За кулисой грянуло пианино. Конферансье подскочил, перебив ногами:
Эх, яблочко,
Ночка темная…
Куда мне теперь идти?
Разве помню я…
Повернувшись спиной к сцене, глядя в глаза этому странному немцу, Рощин спросил:
- Вы не могли бы дать сведения — в каком районе сейчас оперирует Махно?
- По нашим последним сводкам, Махно начал серьезно теснить отступающие австрийские и кое-где германские воинские части. Штаб Махно снова теперь находится в Гуляй-Поле…
10
В начале ноября качалинский полк стоял в резерве для пополнения и отдыха. В нем по окончании боев осталось едва три сотни бойцов. Петр Николаевич Мельшин, получивший неожиданно для себя бригаду, говорил в военсовете, и, по его предложению, командиром качалинского полка был назначен Телегин, лежавший в госпитале, заместителем — Сапожков и полковым комиссаром — Иван Гора. Телегинская батарея вошла в состав полковой артиллерии.
Стояли сырые деньки, пахнущие печным дымом и мокрой псиной. Сырость капала с потемневших крыш, землю развезло, и бойцы, возвращаясь с ученья, волокли пуды грязи на сапогах. Настроение у всех было, как в праздник. Окончилась страшная страда: донская армия была отброшена далеко за правый берег Дона. По слухам, атаман Краснов в Новочеркасске бился головой о стену, узнав об этом своем втором страшном разгроме под Царицыном.
Когда кончался день строевых занятий, политпросвещения и ликвидации неграмотности, бойцы в сумерках, поеживаясь от изморози, разбредались по селу, — кто к знакомцам, кто к новоявленной куме, а те, у кого не было ни знакомых, ни кумы, просто ходили с песнями или, забравшись в сухое место, балагурством приманивали девчат. И часто, начиная с шуток и смеха, кончали спорами, иной раз жестокими, потому что души у всех были взъерошены.

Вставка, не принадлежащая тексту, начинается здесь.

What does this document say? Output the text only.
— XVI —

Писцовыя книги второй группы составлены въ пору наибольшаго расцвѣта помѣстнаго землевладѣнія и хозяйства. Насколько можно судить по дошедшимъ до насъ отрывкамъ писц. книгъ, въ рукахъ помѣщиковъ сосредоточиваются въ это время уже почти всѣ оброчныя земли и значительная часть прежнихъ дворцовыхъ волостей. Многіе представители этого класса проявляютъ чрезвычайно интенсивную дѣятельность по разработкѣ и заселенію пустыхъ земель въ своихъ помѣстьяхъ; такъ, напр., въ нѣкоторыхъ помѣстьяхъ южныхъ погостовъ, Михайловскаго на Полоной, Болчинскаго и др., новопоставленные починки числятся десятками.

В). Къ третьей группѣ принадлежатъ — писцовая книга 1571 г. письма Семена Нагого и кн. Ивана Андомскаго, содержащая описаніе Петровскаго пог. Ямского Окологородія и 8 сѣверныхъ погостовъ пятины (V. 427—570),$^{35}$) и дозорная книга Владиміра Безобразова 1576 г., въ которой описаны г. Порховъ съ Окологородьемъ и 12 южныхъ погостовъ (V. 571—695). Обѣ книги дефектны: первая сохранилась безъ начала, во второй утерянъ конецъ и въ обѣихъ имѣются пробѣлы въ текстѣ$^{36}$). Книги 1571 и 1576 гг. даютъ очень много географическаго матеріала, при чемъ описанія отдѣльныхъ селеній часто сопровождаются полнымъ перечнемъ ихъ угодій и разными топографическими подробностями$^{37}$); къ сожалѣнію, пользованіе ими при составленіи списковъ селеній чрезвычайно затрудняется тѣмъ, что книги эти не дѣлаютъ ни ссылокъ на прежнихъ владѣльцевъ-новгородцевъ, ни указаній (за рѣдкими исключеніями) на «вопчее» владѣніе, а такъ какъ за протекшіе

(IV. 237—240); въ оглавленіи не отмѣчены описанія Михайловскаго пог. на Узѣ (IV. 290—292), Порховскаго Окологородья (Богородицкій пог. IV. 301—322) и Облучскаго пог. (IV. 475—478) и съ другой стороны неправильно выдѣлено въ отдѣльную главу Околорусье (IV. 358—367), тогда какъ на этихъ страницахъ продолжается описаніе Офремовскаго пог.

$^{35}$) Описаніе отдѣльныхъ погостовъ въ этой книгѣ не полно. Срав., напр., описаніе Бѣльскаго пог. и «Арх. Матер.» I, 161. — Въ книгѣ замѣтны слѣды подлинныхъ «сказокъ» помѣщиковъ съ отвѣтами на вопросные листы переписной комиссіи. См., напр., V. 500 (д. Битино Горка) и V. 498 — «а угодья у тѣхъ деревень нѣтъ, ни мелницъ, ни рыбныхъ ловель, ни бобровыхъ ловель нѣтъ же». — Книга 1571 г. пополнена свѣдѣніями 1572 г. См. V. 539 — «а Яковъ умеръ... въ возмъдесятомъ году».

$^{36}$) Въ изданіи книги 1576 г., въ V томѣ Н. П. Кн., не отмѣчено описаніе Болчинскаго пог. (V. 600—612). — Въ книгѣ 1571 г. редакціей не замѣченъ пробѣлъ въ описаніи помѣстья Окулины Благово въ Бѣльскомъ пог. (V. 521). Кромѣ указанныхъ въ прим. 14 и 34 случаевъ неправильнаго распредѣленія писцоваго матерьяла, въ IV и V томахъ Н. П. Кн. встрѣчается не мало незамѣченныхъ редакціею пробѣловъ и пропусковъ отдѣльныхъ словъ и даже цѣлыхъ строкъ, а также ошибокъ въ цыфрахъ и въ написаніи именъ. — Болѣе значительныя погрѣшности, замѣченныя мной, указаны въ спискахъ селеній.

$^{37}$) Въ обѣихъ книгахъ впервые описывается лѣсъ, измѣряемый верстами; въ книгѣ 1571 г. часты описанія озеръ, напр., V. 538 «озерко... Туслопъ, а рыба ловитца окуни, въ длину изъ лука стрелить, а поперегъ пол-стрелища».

Из десяти моряков телегинской батареи двое были тяжело ранены, трое убиты. Осталось пять человек. Расквартировались моряки на хорошем казачьем дворе, брошенном убежавшим хозяином. С ними жила и Анисья, формально зачисленная в нестроевую роту. Наравне с бойцами она проходила строй, и стрельбу, и политпросвещение. Носила теперь опрятную красноармейскую форму и только не хотела стричь вьющихся красивых волос. Увидев столько страстей и смертей, она в эту октябрьскую страду перешла, как переходят вброд по горло, через свое непоправимое горе. Морщины больше не безобразили ее помолодевшего, погрубевшего лица; с тыловых харчей щеки у нее налились, стан выпрямился, походка стала легкой. Вся она приумылась. По ночам, когда моряки могуче храпели в натопленной хате, она секретно стирала на них, штопала и чинила, иной раз за этим делом ее заставал рожок горниста, игравший протяжную зорю в седом рассвете.
При полку остался и Кузьма Кузьмич Нефедов на внештатной должности писаря. В самые тяжелые дни, шестнадцатого и семнадцатого, он проявил не то что мужество, а даже особую отчаянность, вытаскивая раненых из огня. Это было отмечено всеми. Не отставал он и в дальнейшем, когда остатки качалинского полка перешли в контрнаступление, не отстал и за Доном, когда полк был сменен и отведен в тыл.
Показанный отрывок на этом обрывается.